Methods: We analyzed iEEG data from 20 children with drug resistant epilepsy who underwent resective neurosurgery. We dichotomized our patients into good (Engel 1; 10 patients) and poor outcome (Engel ≥ 2; 10 patients, ≥ 1-year follow-up). In an automated fashion, we identified spikes (S) (1-70 Hz), ripples (R), and fast ripples (FR), and sorted them into 10 groups: All S, All R, All FR, S only, R only, FR only, S+R, S+FR, S+HFOs (S+R and S+FR), and S+R+FR. For each channel, we estimated the rate of these events and computed the Mean Vector Length Modulation Index (MI) between amplitude of R and phase of S. Using receiver operating characteristic (ROC), we evaluated the performance of each biomarker to localize the clinically defined seizure onset zone (SOZ) and resection. We compared ROC curves between all biomarkers (Delong). MI values and coupling angles were compared between SOZ and non-SOZ and resected and non-resected electrodes (Mann-Whitney U, Rayleigh test).

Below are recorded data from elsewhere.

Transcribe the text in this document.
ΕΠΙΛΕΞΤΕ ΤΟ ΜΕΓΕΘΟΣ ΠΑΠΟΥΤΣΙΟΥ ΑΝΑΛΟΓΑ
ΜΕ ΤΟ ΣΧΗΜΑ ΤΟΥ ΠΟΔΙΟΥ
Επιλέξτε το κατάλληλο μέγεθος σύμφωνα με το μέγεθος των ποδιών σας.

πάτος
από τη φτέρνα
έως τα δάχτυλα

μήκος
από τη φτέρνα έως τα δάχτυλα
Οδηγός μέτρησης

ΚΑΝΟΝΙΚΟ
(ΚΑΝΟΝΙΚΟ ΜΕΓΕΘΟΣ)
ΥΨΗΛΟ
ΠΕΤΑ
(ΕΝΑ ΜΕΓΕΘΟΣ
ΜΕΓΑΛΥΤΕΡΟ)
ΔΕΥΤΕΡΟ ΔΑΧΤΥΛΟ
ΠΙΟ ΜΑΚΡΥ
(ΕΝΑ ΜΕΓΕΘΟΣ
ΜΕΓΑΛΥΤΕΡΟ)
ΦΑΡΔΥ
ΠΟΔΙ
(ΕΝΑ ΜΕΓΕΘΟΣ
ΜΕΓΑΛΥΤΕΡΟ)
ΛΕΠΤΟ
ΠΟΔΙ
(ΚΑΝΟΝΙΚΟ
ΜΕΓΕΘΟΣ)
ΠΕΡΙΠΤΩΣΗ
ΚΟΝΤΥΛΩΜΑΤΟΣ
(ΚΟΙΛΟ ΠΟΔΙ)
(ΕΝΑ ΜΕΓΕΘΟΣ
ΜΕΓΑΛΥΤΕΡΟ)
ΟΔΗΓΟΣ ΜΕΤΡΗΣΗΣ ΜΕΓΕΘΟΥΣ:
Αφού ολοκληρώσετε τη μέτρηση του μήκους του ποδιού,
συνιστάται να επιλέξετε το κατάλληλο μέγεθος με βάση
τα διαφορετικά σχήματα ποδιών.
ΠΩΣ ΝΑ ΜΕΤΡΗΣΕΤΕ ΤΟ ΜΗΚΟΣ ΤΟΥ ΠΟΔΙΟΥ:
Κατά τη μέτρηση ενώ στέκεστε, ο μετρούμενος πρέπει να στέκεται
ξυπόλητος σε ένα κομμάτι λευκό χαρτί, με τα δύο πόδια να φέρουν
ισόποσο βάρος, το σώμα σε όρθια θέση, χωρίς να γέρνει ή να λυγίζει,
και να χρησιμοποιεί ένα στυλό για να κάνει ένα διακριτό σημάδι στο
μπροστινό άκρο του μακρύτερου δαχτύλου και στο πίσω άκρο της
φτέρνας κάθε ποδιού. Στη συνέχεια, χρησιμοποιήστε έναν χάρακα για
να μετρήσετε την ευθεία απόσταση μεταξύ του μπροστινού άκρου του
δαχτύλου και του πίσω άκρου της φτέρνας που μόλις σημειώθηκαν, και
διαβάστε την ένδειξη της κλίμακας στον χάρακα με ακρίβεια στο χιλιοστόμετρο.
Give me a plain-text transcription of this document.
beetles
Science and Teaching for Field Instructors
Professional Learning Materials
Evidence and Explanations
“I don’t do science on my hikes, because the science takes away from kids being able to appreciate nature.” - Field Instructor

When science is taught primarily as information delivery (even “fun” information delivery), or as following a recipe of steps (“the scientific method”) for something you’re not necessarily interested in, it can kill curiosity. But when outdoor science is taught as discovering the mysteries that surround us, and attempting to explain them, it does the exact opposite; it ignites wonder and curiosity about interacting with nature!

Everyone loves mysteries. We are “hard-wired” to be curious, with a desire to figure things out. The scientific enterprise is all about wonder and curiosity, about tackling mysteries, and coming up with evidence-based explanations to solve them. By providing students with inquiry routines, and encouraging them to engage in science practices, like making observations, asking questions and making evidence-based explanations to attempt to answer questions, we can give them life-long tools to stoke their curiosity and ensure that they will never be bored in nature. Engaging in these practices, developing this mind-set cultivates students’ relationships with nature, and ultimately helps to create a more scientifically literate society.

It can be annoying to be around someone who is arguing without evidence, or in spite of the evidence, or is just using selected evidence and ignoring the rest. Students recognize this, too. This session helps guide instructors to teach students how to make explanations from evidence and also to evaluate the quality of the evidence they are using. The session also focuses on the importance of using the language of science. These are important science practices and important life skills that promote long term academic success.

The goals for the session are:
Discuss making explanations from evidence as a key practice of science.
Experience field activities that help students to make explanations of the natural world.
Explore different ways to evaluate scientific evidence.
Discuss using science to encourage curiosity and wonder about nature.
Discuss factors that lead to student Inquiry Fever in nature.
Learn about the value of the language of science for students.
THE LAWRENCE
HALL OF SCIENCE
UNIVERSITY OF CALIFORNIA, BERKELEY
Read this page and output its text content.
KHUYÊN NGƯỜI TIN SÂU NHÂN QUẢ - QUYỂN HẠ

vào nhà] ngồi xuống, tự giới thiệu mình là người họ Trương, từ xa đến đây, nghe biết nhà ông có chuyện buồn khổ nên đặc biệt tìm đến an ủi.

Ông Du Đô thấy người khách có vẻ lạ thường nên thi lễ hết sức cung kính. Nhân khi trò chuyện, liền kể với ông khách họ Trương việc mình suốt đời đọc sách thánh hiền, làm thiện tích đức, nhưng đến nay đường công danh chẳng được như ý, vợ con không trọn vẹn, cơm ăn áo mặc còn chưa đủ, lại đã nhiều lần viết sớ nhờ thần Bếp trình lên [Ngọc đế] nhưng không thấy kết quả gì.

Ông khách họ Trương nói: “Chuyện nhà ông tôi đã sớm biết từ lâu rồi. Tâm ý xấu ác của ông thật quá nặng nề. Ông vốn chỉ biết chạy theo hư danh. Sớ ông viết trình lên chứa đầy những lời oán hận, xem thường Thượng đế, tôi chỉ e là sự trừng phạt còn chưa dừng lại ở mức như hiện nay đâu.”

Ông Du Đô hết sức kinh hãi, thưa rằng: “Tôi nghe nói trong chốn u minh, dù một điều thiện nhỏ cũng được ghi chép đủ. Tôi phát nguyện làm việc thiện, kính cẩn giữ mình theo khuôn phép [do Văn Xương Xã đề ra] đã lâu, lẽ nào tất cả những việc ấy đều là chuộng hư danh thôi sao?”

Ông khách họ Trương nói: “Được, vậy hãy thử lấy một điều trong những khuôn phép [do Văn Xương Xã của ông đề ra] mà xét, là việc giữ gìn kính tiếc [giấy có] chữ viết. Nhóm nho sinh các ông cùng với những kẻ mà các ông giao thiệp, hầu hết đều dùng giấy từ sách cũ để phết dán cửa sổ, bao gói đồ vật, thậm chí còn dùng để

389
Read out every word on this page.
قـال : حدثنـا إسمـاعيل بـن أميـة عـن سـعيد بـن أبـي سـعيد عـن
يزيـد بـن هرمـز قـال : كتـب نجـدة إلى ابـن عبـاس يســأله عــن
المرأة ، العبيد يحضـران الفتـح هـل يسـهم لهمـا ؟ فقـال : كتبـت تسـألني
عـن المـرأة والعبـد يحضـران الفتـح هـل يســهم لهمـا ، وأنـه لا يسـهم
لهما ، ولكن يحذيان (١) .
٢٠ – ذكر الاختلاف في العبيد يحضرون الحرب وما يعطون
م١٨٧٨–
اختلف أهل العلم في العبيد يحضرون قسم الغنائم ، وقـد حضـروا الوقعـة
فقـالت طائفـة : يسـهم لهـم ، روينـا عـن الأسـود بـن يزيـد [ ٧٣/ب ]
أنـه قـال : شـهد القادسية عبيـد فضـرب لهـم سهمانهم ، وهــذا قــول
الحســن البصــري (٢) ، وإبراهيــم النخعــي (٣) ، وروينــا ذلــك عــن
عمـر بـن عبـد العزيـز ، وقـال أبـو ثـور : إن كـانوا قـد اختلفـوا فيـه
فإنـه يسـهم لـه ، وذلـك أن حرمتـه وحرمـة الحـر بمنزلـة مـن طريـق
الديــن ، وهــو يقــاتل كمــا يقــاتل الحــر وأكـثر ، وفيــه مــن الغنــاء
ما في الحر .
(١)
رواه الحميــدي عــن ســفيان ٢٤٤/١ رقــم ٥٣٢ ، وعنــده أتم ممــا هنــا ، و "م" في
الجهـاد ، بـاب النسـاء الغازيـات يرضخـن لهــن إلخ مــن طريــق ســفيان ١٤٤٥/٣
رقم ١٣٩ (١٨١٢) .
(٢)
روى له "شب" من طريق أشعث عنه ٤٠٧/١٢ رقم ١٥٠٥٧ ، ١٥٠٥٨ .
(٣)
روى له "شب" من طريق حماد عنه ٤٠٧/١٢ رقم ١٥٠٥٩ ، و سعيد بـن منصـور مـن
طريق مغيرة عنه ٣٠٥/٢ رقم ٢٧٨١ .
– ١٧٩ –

Results: S+HFOs, S+R, and All S performed better than the other S/HFOs combinations (p < 0.001) for localizing both the SOZ and resection, but there was no difference among them (p >0.05, Fig. 1A). The MI, instead, outperformed all other biomarkers for prediction of resection (p < 0.01, Fig. 1A). MI, S+R and S+HFOs showed higher sensitivity (for specificity values ≥ 85%) (Fig. 1B,C,D). We observed a higher MI value inside (normalized mean: 0.48 ± 0.24) compared to outside resection (normalized mean: 0.39 ± 0.21) for good outcome patients (p < 0.001, Fig. 2A,B,C₁), while the same was not true for poor outcome patients (p=0.584, Fig. 2C₂). HFOs in resected electrodes exhibited strong phase locking with the slow wave (p < 0.001, Fig. 2E₁) at a mean phase angle of 338±66°. HFOs in non-resected electrodes also showed strong phase locking (p < 0.001, Fig. 2E₂) but at a mean phase angle of 41±63°.

Conclusions: Our study showed that HFOs overlapping on spikes are not better biomarkers of the EZ than spikes alone. Rather than their temporal co-occurrence, features of cross-frequency coupling, such as the MI and phase angle, between spikes and ripples can distinguish between more and less epileptogenic spikes.

Funding: Please list any funding that was received in support of this abstract.: RO1NS104116-01A1 and R21NS101373-01A1 by NINDS.